Another important point to keep in mind is that you could change the results by picking a different starting point for the analysis. I also suspect that you could get different results by screening the data differently. The choices I made were the simplest. One you start tweaking input assumptions you can be rightfully accused of statistical manipulation.
These data illustrate the point I tried to make in the Facebook posts. In my experience, whenever I have looked at the data behind a climate change related claim it was more complicated, more uncertain, and often contradictory to the claim made. It is also difficult to separate whether the observed phenomenon is just weather variability or climate trend.
This post does not prove that there isn’t climate change, that mankind is not having an effect on climate, or that it isn’t appropriate to do something. If this were just a simple scientific disagreement it could be shrugged off as inconsequential. Unfortunately, in New York State this kind of anecdotal evidence has been used to justify last summer’s Climate Leadership and Community Protection Act (CLCPA) which has been described as the most ambitious and comprehensive climate and clean energy legislation in the country when Cuomo signed the legislation. The Citizens Budget Commission developed an overview of the CLCPA targets in Green in Perspective: 6 Facts to Help New Yorkers Understand the Climate Leadership and Community Protection Act. Look at those references to get a feel for what is in store for New York.

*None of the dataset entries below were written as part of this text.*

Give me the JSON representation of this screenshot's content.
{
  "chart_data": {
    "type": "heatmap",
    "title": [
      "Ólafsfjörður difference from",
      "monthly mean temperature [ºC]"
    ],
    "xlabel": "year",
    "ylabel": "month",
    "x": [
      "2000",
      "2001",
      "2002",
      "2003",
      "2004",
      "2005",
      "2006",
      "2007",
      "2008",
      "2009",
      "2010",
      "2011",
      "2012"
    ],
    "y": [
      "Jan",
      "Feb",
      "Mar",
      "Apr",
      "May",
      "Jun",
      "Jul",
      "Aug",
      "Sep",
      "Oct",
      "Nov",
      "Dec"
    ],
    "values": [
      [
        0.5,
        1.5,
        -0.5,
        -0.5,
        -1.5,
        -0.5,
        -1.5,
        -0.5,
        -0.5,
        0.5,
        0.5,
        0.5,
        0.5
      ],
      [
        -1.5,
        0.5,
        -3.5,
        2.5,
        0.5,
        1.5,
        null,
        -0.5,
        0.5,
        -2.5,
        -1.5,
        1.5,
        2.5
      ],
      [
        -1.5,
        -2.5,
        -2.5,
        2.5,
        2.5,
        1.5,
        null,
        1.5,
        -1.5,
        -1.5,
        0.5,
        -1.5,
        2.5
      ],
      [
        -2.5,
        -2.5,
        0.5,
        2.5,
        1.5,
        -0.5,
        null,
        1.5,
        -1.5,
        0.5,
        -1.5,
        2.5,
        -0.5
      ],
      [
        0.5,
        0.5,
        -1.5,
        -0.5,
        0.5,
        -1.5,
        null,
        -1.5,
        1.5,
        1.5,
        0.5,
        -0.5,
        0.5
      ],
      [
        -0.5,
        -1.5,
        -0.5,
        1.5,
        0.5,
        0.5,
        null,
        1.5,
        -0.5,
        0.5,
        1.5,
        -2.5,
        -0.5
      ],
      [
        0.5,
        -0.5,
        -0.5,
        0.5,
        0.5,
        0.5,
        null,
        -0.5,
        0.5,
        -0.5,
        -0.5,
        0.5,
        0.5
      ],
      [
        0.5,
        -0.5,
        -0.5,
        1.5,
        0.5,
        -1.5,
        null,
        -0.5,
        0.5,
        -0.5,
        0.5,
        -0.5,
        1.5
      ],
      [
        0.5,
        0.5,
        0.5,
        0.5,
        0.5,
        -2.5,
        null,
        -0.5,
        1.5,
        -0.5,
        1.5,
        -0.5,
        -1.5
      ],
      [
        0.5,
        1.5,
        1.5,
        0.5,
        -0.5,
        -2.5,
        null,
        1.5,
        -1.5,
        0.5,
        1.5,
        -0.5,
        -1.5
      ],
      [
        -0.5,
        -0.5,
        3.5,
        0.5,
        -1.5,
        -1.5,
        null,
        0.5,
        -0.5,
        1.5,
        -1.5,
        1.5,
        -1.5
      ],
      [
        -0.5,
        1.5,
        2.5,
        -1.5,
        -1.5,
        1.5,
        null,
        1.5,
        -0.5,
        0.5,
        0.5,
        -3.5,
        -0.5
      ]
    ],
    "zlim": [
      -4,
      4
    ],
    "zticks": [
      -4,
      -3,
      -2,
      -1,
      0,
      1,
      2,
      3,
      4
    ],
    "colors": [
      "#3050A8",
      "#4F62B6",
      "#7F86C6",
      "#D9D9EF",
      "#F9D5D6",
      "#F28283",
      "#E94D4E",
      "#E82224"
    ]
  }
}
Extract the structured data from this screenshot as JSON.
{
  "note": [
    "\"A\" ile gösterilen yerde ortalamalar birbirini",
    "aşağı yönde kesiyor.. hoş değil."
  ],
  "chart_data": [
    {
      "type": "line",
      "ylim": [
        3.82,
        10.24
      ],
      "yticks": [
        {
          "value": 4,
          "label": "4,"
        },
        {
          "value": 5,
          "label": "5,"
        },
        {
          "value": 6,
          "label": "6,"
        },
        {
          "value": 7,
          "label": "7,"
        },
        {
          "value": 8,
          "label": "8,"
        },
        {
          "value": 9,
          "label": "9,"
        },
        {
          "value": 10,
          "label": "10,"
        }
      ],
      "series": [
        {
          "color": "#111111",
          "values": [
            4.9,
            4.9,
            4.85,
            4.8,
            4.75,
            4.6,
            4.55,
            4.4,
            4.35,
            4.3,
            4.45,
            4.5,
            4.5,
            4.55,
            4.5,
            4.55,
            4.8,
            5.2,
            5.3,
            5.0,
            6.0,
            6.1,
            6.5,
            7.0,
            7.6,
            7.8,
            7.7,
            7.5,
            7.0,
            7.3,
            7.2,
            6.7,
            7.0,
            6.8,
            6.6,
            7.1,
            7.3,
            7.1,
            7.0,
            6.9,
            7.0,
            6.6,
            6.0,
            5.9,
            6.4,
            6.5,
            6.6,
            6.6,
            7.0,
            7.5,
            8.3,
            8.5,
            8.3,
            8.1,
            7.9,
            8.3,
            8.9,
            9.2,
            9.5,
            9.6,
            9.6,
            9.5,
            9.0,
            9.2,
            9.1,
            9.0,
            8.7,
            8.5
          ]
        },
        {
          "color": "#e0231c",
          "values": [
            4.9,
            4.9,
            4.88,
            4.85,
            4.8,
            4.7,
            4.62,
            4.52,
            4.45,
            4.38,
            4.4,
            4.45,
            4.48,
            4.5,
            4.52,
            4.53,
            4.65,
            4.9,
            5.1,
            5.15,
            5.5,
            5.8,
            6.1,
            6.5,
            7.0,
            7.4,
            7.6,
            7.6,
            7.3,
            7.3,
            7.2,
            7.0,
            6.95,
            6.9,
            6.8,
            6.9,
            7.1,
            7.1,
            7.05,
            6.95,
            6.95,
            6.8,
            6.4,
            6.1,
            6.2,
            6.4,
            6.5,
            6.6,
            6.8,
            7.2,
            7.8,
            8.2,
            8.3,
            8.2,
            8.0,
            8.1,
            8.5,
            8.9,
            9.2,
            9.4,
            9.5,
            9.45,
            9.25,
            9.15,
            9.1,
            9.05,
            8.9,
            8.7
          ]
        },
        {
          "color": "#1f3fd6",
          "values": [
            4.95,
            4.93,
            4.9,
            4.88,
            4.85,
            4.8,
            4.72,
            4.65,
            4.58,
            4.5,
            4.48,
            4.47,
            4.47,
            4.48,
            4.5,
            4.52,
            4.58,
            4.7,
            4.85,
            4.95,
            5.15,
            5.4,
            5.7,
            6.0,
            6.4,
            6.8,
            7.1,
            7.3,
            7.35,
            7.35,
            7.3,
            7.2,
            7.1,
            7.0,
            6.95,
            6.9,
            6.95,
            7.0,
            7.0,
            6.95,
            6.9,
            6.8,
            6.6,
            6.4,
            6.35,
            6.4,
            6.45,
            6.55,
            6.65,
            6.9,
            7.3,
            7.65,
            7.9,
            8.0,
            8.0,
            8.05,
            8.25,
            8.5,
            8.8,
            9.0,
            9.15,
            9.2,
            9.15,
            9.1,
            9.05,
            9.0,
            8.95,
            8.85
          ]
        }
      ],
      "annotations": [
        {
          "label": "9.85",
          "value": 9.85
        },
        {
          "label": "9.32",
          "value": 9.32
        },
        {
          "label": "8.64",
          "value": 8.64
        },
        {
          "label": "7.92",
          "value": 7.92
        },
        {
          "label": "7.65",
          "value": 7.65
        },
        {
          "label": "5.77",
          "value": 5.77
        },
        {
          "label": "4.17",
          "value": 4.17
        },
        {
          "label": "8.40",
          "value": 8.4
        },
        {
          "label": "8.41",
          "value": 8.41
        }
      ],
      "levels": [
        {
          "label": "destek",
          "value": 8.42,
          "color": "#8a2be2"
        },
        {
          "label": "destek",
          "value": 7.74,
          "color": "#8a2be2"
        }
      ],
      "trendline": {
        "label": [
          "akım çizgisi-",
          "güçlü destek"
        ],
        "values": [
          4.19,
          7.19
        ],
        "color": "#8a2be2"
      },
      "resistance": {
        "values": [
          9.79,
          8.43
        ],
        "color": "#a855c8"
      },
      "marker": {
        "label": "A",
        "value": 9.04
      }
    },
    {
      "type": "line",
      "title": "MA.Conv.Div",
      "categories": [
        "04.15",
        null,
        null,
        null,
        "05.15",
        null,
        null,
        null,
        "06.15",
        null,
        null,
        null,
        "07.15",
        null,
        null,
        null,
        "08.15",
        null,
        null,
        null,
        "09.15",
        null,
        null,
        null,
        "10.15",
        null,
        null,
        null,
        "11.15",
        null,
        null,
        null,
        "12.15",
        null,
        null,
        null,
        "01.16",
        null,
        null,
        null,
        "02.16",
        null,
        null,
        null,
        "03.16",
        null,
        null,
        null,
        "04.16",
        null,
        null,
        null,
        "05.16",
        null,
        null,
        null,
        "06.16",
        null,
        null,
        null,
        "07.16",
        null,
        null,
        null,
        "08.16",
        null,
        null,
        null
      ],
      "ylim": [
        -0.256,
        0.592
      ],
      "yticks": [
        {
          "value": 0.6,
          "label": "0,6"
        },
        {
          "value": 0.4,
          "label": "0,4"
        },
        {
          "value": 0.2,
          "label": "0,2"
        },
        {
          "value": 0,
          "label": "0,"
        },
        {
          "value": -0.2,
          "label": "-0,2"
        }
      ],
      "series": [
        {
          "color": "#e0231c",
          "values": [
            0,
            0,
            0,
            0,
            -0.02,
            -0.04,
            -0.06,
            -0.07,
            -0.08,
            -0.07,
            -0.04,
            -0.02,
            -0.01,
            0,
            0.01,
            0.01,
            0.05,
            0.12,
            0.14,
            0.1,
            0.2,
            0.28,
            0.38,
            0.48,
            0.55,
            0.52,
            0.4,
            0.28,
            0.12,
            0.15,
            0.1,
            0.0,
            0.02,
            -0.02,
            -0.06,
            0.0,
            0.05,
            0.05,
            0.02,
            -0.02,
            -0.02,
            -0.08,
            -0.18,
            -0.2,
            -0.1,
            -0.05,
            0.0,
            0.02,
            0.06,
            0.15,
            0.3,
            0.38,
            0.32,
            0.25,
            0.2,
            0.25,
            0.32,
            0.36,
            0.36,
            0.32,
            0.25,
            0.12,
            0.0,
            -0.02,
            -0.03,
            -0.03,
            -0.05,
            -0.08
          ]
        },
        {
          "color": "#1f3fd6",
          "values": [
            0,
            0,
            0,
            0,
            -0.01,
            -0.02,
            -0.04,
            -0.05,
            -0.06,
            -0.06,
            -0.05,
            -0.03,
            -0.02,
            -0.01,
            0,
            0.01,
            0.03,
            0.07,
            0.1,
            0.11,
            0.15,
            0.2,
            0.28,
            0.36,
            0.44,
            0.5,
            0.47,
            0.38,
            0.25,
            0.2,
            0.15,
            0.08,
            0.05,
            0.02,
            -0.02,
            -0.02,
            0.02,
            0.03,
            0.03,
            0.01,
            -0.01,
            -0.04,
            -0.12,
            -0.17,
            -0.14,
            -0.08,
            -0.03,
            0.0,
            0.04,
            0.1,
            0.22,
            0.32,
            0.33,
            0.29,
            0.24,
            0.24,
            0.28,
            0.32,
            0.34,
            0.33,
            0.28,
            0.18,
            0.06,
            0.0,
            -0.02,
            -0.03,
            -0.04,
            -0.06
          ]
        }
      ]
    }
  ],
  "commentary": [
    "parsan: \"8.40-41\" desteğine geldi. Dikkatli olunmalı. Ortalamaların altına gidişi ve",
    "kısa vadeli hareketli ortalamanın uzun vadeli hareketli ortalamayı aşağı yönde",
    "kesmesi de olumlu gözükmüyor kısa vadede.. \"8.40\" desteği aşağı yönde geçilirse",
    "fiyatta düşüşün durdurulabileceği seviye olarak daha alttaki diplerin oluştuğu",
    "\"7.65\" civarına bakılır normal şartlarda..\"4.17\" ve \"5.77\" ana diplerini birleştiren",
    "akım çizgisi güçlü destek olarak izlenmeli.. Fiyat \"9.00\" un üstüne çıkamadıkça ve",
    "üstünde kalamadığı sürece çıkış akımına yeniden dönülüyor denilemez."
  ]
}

I have spent a lot of time trying to figure out what this law could mean. For example, my latest estimate for the cost for the energy storage batteries needed when winds are light at night during the winter is $176.3 billion through 2050. The United Kingdom has similar legislation in place and it was recently announced that their plan would require conversion of all gas central heating to electric. I expect no less here. As a result when I see anecdotal information used to justify these costly programs I have to respond.